Hydrogel-based soft materials are based on these biomimetic mechanical behaviors, which makes them a revolutionary design of biomedical implants, human-machine interfaces, and bio-inspired soft robots. However, there are limitations to overcome before they are able to fully replace commonly used hard materials.
Qihan Liu, assistant professor of mechanical and materials science at the University of Pittsburgh Swanson School of Engineering, received a $546,127 Faculty Early Career Development Award from the National Science Foundation (NSF) to find a novel solution to adhesion in soft materials through thermodynamic interaction.
“Professor Liu is an outstanding researcher and this CAREER award will bolster activities in at least two core research competencies in our Department of Mechanical Engineering and Materials Science, specifically advanced manufacturing and design and soft matter biomechanics,” said Brian Gleeson, department chair.
Gellin’ It Together with Thermodynamics
Hard materials are typically assembled together with screws and interlocking structures, so a machine can be easily upgraded or repaired by changing parts. Currently, adhesion in soft materials is irreversible, so it is nearly impossible to upgrade or repair a soft machine like conventional machines.
“Despite the extensive research on gel adhesion, there is a critical unmet need for stimuli-responsive adhesion that not only has a strong grip, but also detaches and reattaches and is reversible under designated stimuli like temperature, stress, and the presence of certain chemicals,” Liu explained. “We’re learning that thermodynamic interaction between hydrogels can make this possible.”
Sticky When You Need It
Thermodynamic adhesion is distinct from existing studies of bonding-based adhesions.
There are two known thermodynamic adhesion mechanisms: osmocapillary and electrostatic adhesion. Osmocapillary adhesion results from the suction generated when neighboring hydrogel absorbs the interfacial solvent, which is governed by the thermodynamics of osmosis. Electrostatic adhesion results from the attraction between oppositely charged polymer networks surrounded by free ions.
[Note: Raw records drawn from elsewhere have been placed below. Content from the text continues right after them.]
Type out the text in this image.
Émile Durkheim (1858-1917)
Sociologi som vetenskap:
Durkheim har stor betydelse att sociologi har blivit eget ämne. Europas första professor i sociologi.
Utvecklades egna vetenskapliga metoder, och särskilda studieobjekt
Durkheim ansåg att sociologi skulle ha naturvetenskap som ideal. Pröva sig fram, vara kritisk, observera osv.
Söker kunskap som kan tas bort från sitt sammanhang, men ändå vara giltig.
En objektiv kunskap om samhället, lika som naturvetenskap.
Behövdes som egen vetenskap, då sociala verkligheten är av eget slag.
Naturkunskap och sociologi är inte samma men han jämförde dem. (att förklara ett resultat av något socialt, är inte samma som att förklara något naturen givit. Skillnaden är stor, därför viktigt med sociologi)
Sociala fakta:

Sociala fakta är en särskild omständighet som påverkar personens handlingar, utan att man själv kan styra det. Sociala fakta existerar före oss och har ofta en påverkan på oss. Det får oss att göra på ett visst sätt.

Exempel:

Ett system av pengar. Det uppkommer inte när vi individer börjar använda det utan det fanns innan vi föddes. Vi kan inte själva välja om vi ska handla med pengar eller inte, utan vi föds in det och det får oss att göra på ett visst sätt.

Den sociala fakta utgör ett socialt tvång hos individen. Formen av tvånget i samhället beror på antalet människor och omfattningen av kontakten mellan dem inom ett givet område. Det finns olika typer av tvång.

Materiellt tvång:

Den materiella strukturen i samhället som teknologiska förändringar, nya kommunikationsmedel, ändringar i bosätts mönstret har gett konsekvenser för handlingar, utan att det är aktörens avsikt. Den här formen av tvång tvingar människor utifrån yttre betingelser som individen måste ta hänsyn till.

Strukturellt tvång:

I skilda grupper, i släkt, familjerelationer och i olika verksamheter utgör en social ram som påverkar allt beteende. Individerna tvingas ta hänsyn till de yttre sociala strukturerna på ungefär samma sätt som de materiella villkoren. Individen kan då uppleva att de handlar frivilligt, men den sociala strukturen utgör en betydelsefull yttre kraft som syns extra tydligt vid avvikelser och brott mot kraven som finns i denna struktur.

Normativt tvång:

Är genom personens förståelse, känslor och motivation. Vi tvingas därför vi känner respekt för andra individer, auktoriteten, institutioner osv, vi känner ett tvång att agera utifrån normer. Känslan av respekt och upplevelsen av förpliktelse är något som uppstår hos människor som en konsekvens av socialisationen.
“Both types of thermodynamic adhesion respond to a wide variety of stimuli and can be reversible, which is our main goal ,” Liu said. “We need to build a predictive model that can test thermodynamic adhesion under different conditions to determine if it's a feasible solution.”
Using thermodynamic interaction for hydrogels can lead to a number of applications. For example, a smart watch can be applied to a wrist without a band and aid in invasive medical devices.
In addition to the scientific contributions of adhesion in soft materials, Liu’s CAREER award will also help him develop a video style that is both easy for researchers to produce and interesting for laypeople to watch, thus promoting the direct dissemination of cutting-edge research to the general public through free video-sharing platforms.
The five-year project, “Robust, Reversible, and Stimuli-responsive Thermodynamic Adhesion in Hydrogels,” is set to begin May 2024.